The Principles of Readability

The first readability formula Bertha Lively and S. L. Pressey (1923) were concerned with the practical problem of selecting science textbooks for junior high school. The books were so overlaid with technical words that teachers spent all class time teaching vocabulary. They argued that it would be helpful to have a way to measure and reduce the "vocabulary burden" of textbooks.

Their article featured the first children's readability formula. It measured the number of different words in each 1,000 words and the number of words not on the Thorndike list of 10,000 words. Their method produced a correlation coefficient of .80 when tested on 700 books.

In reading research, investigators look for correlations instead of causes. A correlation coefficient (r = ) is a descriptive statistic that can go from +1.00 to 0.0 or from 0.0 to -1.00. Both +1.00 and -1.00 represent a perfect correlation, depending on whether the elements are positively or negatively correlated. A coefficient of 1.00 shows that, as one element changes, the other element changes in the same (+) or opposite (-) direction by a corresponding amount. A coefficient of .00 means no correlation, that is, no corresponding relationship through a series of changes.

For example, if a formula should predict a 9^th-grade level of difficulty on a 7^th-grade text, and, if at all grade levels, the error is in the same direction and by a corresponding amount, the correlation could be +1.00 or at least quite high. If, on the other hand, a formula predicts a 9^th-grade level for a 6^th-grade text, an 8^th grade level for a 10^th-grade text, and has similar variability in both directions, the correlation would be very low, or even 0.00.

Squaring the correlation coefficient (r² =) gives the percentage of accountability for the variance. For example, the Lively and Pressey formula above accounts for 64% (.80²) of the variance of the text difficulty.

Other early school formulas Mabel Vogel and Carleton Washburne (1928) of Winnetka, Illinois carried out one of the most important studies of readability. They were the first to study the structural characteristics of the text and the first to use a criterion based on an empirical evaluation of text. They studied ten different factors including kinds of sentences and prepositional phrases, as well as word difficulty and sentence length. Since, however, many factors correlated highly with one another, they chose four for their new formula.

Following Lively and Pressey, they validated their formula, called the Winnetka formula, against 700 books that had been named by at least 25 out of almost 37,000 children as ones they had read and liked. They also had the mean reading scores of the children, which they used as a difficulty measure in developing their formula. Their new formula correlated highly (r = .845) with the reading test scores.

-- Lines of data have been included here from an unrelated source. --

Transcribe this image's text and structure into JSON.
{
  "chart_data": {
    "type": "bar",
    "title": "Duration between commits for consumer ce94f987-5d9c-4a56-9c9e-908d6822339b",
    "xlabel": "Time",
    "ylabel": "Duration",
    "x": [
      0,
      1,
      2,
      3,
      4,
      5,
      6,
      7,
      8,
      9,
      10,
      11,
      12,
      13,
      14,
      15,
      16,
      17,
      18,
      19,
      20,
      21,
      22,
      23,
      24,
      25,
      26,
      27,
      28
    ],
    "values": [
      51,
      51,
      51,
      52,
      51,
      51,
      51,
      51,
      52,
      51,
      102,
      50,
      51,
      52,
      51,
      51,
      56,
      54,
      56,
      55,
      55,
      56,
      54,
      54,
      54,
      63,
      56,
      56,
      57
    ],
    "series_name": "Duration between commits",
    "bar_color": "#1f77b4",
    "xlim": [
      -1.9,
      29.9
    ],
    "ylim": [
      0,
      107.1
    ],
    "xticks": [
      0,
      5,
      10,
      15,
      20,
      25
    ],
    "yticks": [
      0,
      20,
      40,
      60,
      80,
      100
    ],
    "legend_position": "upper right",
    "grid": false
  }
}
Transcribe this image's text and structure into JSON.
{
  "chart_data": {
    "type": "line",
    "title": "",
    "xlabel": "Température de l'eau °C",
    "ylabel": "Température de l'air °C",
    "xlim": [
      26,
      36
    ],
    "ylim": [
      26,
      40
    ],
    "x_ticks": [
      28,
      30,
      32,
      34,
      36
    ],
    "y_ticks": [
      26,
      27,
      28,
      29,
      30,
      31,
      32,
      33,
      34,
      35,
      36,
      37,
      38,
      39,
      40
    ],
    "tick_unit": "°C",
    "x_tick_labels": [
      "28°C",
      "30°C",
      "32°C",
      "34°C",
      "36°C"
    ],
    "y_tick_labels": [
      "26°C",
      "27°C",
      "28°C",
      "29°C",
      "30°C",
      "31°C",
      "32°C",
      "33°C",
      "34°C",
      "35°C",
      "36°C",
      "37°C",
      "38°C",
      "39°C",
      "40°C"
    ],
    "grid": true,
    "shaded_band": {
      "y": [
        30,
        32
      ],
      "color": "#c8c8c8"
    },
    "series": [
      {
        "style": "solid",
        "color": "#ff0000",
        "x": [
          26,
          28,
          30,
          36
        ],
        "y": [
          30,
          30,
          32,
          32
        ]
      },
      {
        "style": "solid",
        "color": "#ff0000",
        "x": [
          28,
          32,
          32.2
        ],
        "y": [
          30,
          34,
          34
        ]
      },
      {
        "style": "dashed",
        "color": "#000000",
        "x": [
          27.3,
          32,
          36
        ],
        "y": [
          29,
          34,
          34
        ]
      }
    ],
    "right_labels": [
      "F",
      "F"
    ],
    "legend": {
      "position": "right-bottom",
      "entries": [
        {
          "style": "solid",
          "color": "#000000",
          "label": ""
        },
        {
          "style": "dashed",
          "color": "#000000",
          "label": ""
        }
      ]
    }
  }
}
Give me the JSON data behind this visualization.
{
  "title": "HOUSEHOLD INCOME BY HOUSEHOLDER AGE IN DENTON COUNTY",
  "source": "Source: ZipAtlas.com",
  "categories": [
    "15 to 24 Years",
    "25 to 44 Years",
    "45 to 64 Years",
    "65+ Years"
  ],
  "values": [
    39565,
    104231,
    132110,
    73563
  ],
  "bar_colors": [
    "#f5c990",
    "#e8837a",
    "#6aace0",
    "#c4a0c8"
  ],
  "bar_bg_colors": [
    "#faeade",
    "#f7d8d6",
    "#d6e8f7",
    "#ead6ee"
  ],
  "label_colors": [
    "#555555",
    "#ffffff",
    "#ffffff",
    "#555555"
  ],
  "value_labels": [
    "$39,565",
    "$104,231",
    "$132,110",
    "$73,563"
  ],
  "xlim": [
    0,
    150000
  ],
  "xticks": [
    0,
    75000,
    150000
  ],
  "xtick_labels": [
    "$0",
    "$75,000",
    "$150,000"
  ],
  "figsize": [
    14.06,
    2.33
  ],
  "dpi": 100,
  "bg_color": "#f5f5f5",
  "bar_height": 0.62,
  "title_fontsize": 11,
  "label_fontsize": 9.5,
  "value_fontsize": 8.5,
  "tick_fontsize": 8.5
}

With this formula, investigators knew that they could objectively match the grade level of a text with the reading ability of the reader. The match was not perfect, but it was better than subjective judgments. The Winnetka formula, the first one to predict difficulty by grade levels, became the prototype of modern readability formulas.

Vogel and Washburne's work stimulated the interest of Alfred S. Lewerenz (1929, 1929a, 1935, 1939), who produced several new readability formulas for the Los Angeles School District.

W. W. Patty and W. I. Painter (1931) discovered the year of highest burden in high school is the sophomore year. They also developed a formula to measure the relative difficulty of textbooks based on a combination of frequency as determined by the Thorndike list and vocabulary diversity (the number of different words in a text).